Un argomento così sensibile che risulta difficile pensare che l’uomo che viene dato fra i più vicini a Mario Draghi abbia agito in totale autonomia. Non arrivo a dire, ovviamente, che egli abbia concordato con Draghi stesso l’uscita, ma che non abbia tenuto presente gli umori colti a Palazzo Chigi è difficile negarlo. Dimodoché si può forse dire che la sua mossa è la prima uscita significativa in quel gioco di posizionamenti e riposizionamenti, affermazioni pubbliche e contatti informali o addirittura segreti, che in vista dell’elezione prossima attendono uomini e forze politiche.

In sostanza, a me pare che Giorgetti abbia voluto sondare la possibile convergenza sul nome di Draghi già ora. Ha perciò prima di tutto cercato di eliminare due ostacoli: da una parte, l’idea di una ricandidatura di Sergio Mattarella giustificata dalla necessità per il Paese che Draghi porti a termine il suo lavoro, già molto bene impostato e avviato in questi mesi; dall’altra, l’ostacolo di una candidatura di Silvio Berlusconi da parte del segretario del suo partito, parte forse di un più ampio accordo in vista di un’eventuale Federazione futura fra Lega e Forza Italia.

Sul primo punto, Giorgetti ha dato rassicurazioni: Draghi comunque continuerebbe a svolgere dal Colle più alto un ruolo di controllo e garanzia, anche e soprattutto nei confronti dell’Europa. Anzi diventerebbe un po’ per l’Italia quello che fu a suo tempo Charles De Gaulle per la Francia.

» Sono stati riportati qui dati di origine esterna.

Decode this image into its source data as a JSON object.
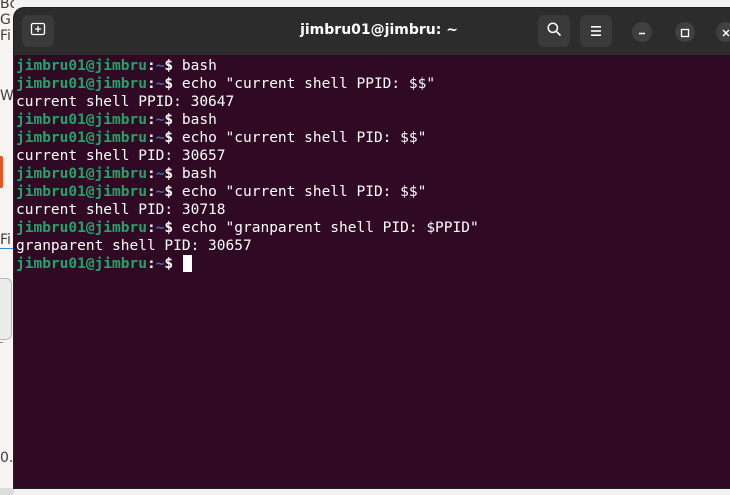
{
  "background_window": {
    "fragments": [
      "Bo",
      "G",
      "Fi",
      "W",
      "Fi",
      "0."
    ]
  },
  "window": {
    "title": "jimbru01@jimbru: ~"
  },
  "terminal": {
    "lines": [
      {
        "type": "prompt",
        "user": "jimbru01@jimbru",
        "sep": ":",
        "path": "~",
        "symbol": "$ ",
        "command": "bash"
      },
      {
        "type": "prompt",
        "user": "jimbru01@jimbru",
        "sep": ":",
        "path": "~",
        "symbol": "$ ",
        "command": "echo \"current shell PPID: $$\""
      },
      {
        "type": "output",
        "text": "current shell PPID: 30647"
      },
      {
        "type": "prompt",
        "user": "jimbru01@jimbru",
        "sep": ":",
        "path": "~",
        "symbol": "$ ",
        "command": "bash"
      },
      {
        "type": "prompt",
        "user": "jimbru01@jimbru",
        "sep": ":",
        "path": "~",
        "symbol": "$ ",
        "command": "echo \"current shell PID: $$\""
      },
      {
        "type": "output",
        "text": "current shell PID: 30657"
      },
      {
        "type": "prompt",
        "user": "jimbru01@jimbru",
        "sep": ":",
        "path": "~",
        "symbol": "$ ",
        "command": "bash"
      },
      {
        "type": "prompt",
        "user": "jimbru01@jimbru",
        "sep": ":",
        "path": "~",
        "symbol": "$ ",
        "command": "echo \"current shell PID: $$\""
      },
      {
        "type": "output",
        "text": "current shell PID: 30718"
      },
      {
        "type": "prompt",
        "user": "jimbru01@jimbru",
        "sep": ":",
        "path": "~",
        "symbol": "$ ",
        "command": "echo \"granparent shell PID: $PPID\""
      },
      {
        "type": "output",
        "text": "granparent shell PID: 30657"
      },
      {
        "type": "prompt",
        "user": "jimbru01@jimbru",
        "sep": ":",
        "path": "~",
        "symbol": "$ ",
        "command": "",
        "cursor": true
      }
    ]
  },
  "icons": {
    "new_tab": "new-tab-icon",
    "search": "search-icon",
    "menu": "hamburger-menu-icon",
    "minimize": "minimize-icon",
    "maximize": "maximize-icon",
    "close": "close-icon"
  },
  "colors": {
    "terminal_bg": "#300a24",
    "titlebar_bg": "#2c2c2c",
    "prompt_user": "#26a269",
    "prompt_path": "#3f6fb0",
    "text": "#ffffff"
  }
}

In merito, al secondo punto, a parte l’ingenerosa frase verso Matteo Salvini (ammesso e non concesso che sia stata riportata fedelmente) che farebbe il nome di Berlusconi per non occuparsi di “cose serie”), credo che la questione vada posta in questi termini.

È vero, voglio dire, che la possibilità di successo di una candidatura del Cavaliere è al momento minima (fra l’altro anche Giorgia Meloni non ne è convinta), ma essa va in prima istanza fatta dal centrodestra anche per una forma di rispetto verso l’uomo e per quello che ha comunque rappresentato per l’Italia.

In ogni caso, è chiaro che ciò non preclude, anzi esige, che si lavori contestualmente per un piano b. Può essere Draghi l’uomo che soddisfa un po’ tutti? Probabilmente sì. Ma che i partiti, soprattutto quelli di sinistra, si ritengano pronti per affrontare le elezioni politiche subito (a parte la solita Meloni sembra che nessuno le voglia e tutti le temano), è tutto da vedere.

I risultati che usciranno dall’importante tornata elettorale di domenica e lunedì prossimi (e dal ballottaggio del 17) chiariranno non poco su questo non secondario elemento. Intanto, Giorgetti ha lanciato il primo sasso nello stagno.